アロマテラピー

アロマテラピーって心と体をやさしく整えてくれる大切な時間じゃないかなって思ってるんです。
小さなボトルのふたを開けた瞬間にふわっと広がる香りは、それだけで気持ちを切り替えてくれます。ラベンダーの落ち着いた香りや、柑橘系の明るい香りなど、その日の気分に合わせて選ぶのも楽しみのひとつです。

夜、部屋の明かりを少し落としてアロマディフューザーをつけると、空間が一気にやわらぎます。そんな静かな時間に、私はお気に入りの本をそっと開くんです。
やさしい香りに包まれながら読書をしていると、文字がいつもよりも穏やかに心に入ってくる気がします。物語の情景と香りが重なり合い、まるで自分がその世界に溶け込んでいくような感覚に……。

忙しい日が続くと、知らないうちに呼吸が浅くなってしまいますが、アロマの香りを感じながらゆっくりとページをめくっていると、自然と深呼吸ができるようになります。本の中の言葉と香りの力に励まされて、張りつめていた気持ちがほどけていくのです。

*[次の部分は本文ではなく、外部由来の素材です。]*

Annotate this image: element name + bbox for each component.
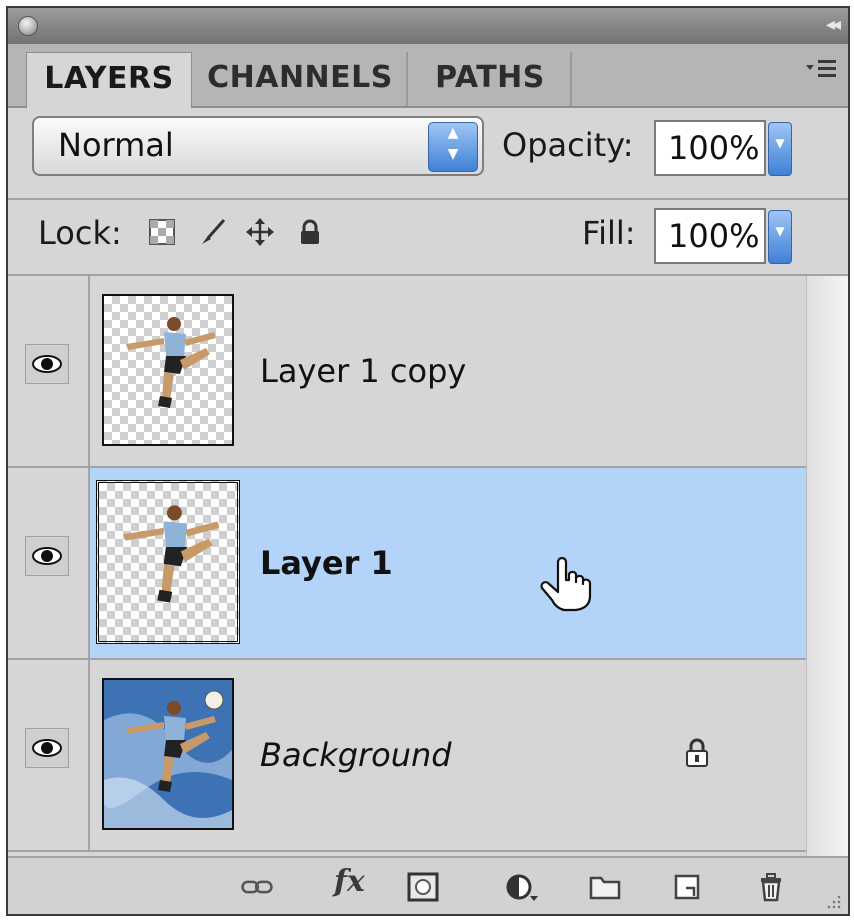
eye-icon[interactable] xyxy=(25,344,69,384)
tab-layers[interactable]: LAYERS xyxy=(26,52,192,108)
fx-icon[interactable]: fx xyxy=(334,864,378,899)
new-group-icon[interactable] xyxy=(588,872,622,902)
panel-titlebar: ◂◂ xyxy=(8,8,848,45)
layer-row-selected[interactable]: Layer 1 xyxy=(8,468,806,660)
player-figure-icon xyxy=(123,505,220,603)
menu-lines-icon xyxy=(806,60,836,77)
fill-dropdown-button[interactable]: ▼ xyxy=(768,210,792,264)
lock-move-icon[interactable] xyxy=(246,218,274,246)
tab-paths[interactable]: PATHS xyxy=(410,52,572,106)
resize-grip-icon[interactable] xyxy=(824,892,842,910)
layer-name[interactable]: Layer 1 copy xyxy=(260,352,466,390)
visibility-cell[interactable] xyxy=(8,660,90,850)
fill-label: Fill: xyxy=(582,214,636,252)
layer-name[interactable]: Background xyxy=(260,736,452,774)
adjustment-layer-icon[interactable] xyxy=(504,872,538,902)
visibility-cell[interactable] xyxy=(8,276,90,466)
layer-lock-icon xyxy=(686,738,708,767)
eye-icon[interactable] xyxy=(25,728,69,768)
lock-all-icon[interactable] xyxy=(296,218,324,246)
select-stepper-icon[interactable]: ▲ ▼ xyxy=(428,122,478,172)
layers-bottom-toolbar: fx xyxy=(8,856,848,914)
panel-menu-icon[interactable] xyxy=(804,56,838,89)
lock-fill-row: Lock: Fill: 100% ▼ xyxy=(8,198,848,276)
lock-transparency-icon[interactable] xyxy=(148,218,176,246)
layer-row[interactable]: Layer 1 copy xyxy=(8,276,806,468)
opacity-field[interactable]: 100% xyxy=(654,120,766,176)
blend-mode-select[interactable]: Normal ▲ ▼ xyxy=(32,116,484,176)
layer-name[interactable]: Layer 1 xyxy=(260,544,393,582)
opacity-dropdown-button[interactable]: ▼ xyxy=(768,122,792,176)
layer-list: Layer 1 copy Layer 1 Background xyxy=(8,276,806,856)
new-layer-icon[interactable] xyxy=(670,872,704,902)
trash-icon[interactable] xyxy=(754,872,788,902)
collapse-icon[interactable]: ◂◂ xyxy=(826,14,841,36)
fill-field[interactable]: 100% xyxy=(654,208,766,264)
tab-bar: LAYERS CHANNELS PATHS xyxy=(8,44,848,108)
lock-label: Lock: xyxy=(38,214,122,252)
layer-mask-icon[interactable] xyxy=(406,872,440,902)
layer-row[interactable]: Background xyxy=(8,660,806,852)
opacity-label: Opacity: xyxy=(502,126,634,164)
layers-panel: ◂◂ LAYERS CHANNELS PATHS Normal ▲ ▼ Opaci… xyxy=(6,6,850,916)
layer-thumbnail xyxy=(102,294,234,446)
layer-list-scrollbar[interactable] xyxy=(806,276,848,856)
link-layers-icon[interactable] xyxy=(240,872,274,902)
visibility-cell[interactable] xyxy=(8,468,90,658)
close-icon[interactable] xyxy=(18,16,38,36)
layer-thumbnail-selected xyxy=(96,480,240,644)
tab-channels[interactable]: CHANNELS xyxy=(194,52,408,106)
background-photo-icon xyxy=(104,680,232,828)
player-figure-icon xyxy=(126,317,216,408)
lock-paint-icon[interactable] xyxy=(198,218,226,246)
hand-cursor-icon xyxy=(540,556,592,612)
blend-opacity-row: Normal ▲ ▼ Opacity: 100% ▼ xyxy=(8,106,848,200)
layer-thumbnail xyxy=(102,678,234,830)
blend-mode-value: Normal xyxy=(58,126,174,164)
eye-icon[interactable] xyxy=(25,536,69,576)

アロマテラピーは特別なことをしなくても、日常にそっと寄り添ってくれる存在といっていいでしょう。読書と組み合わせることで、自分をいたわる時間がより豊かになります。慌ただしい毎日の中で、ほんの少し立ち止まり、香りと本に包まれるひとときは、私にとって何よりもやさしいご褒美なのです。

本屋で見つけるぴったりの一冊

本屋でぴったりの一冊を選ぶ時間は、私にとって少し特別なひとときです。
入口をくぐった瞬間に感じる紙とインクの匂い、静かに流れる店内音楽、それだけで気持ちがふっと落ち着きます。本棚の間をゆっくり歩きながら、今日はどんな物語や知識と出会えるのだろう、と胸の奥がわくわくしてきます。

表紙を見るときは、まず色やデザインに目がいきます。柔らかい色合いだと「今の私に合っていそう」と感じますし、少し大胆な装丁だと「挑戦してみようかな」という気持ちになるのです。
タイトルを読んで、今の気分にそっと寄り添ってくれる言葉かどうかを確かめます。忙しい毎日で疲れているときは、優しく背中を押してくれそうな本に自然と手が伸びるんです。

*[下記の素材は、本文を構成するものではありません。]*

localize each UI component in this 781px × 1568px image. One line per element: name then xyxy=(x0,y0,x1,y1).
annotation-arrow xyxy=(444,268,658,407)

次に、帯やあらすじを読みます。そこに書かれた一文が心に引っかかると、「これは運命かもしれない」と思ってしまうんです。ほんの数行なのに、不思議と今の悩みや憧れを言い当てられたような気がすることがあるからにほかなりません。特にページを少し開いて、文章のリズムや言葉の温度を感じるのも大切にしています。読みやすくて、でも軽すぎない、そのバランスが心地よいと感じたとき、「この本となら長い時間を一緒に過ごせそう」と思うんです。

最後に信じるのは自分の直感。迷った末に選んだ一冊を抱えてレジに向かうとき、少し背筋が伸びるような感覚があります。家に帰ってページをめくる瞬間まで含めて、本屋での本選びは私にとって小さなご褒美です。そんな時間があるから、また明日も頑張ろうと思えます。

古本屋さん

古本屋に入ると、時間の流れが少しだけゆっくりになる気がします。扉を開けた瞬間に漂ってくる、紙とインクが混ざったような匂いは、新刊書店では味わえない特別なものです。大人になった今だからこそ、この空気の良さがしみじみ分かるようになりました。忙しい毎日の中で、古本屋は気持ちを落ち着かせてくれる場所のひとつです。

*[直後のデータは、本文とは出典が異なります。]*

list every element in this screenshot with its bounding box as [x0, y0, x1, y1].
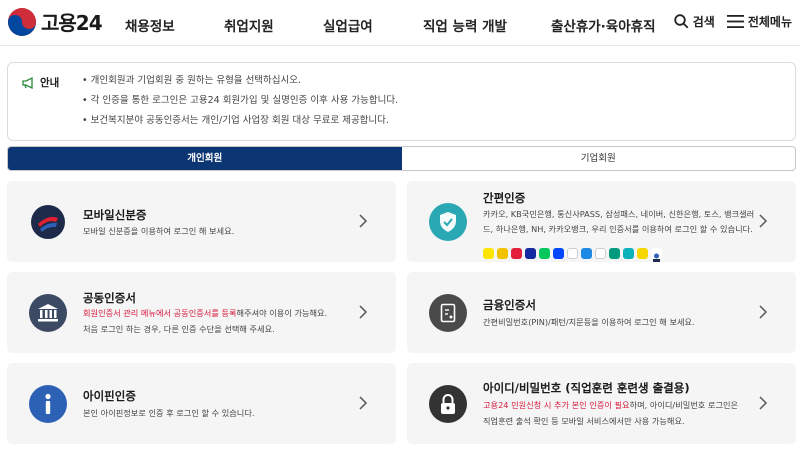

棚に並んだ本を眺めながら、背表紙を指でなぞっていく時間がとても好きです。知らない作家さんの名前や、少し古いデザインの装丁を見ると、「どんな小説なんだろう」と想像が膨らみます。古本屋では、目的の本を探すというより、偶然の出会いを楽しむ感覚が強いです。その日の気分で手に取った一冊が、思いがけず心に残る読書体験になることもあります。

古本屋の本には、前の持ち主の気配が残っていることがあります。しおり代わりのレシートや、書き込み、少し折れたページ。それを見ると、その人も同じようにこの小説を読み、何かを感じていたのかなと思って、勝手に親近感が湧いてきます。一人で読む読書なのに、誰かと静かにつながっているような感覚になるのが不思議です。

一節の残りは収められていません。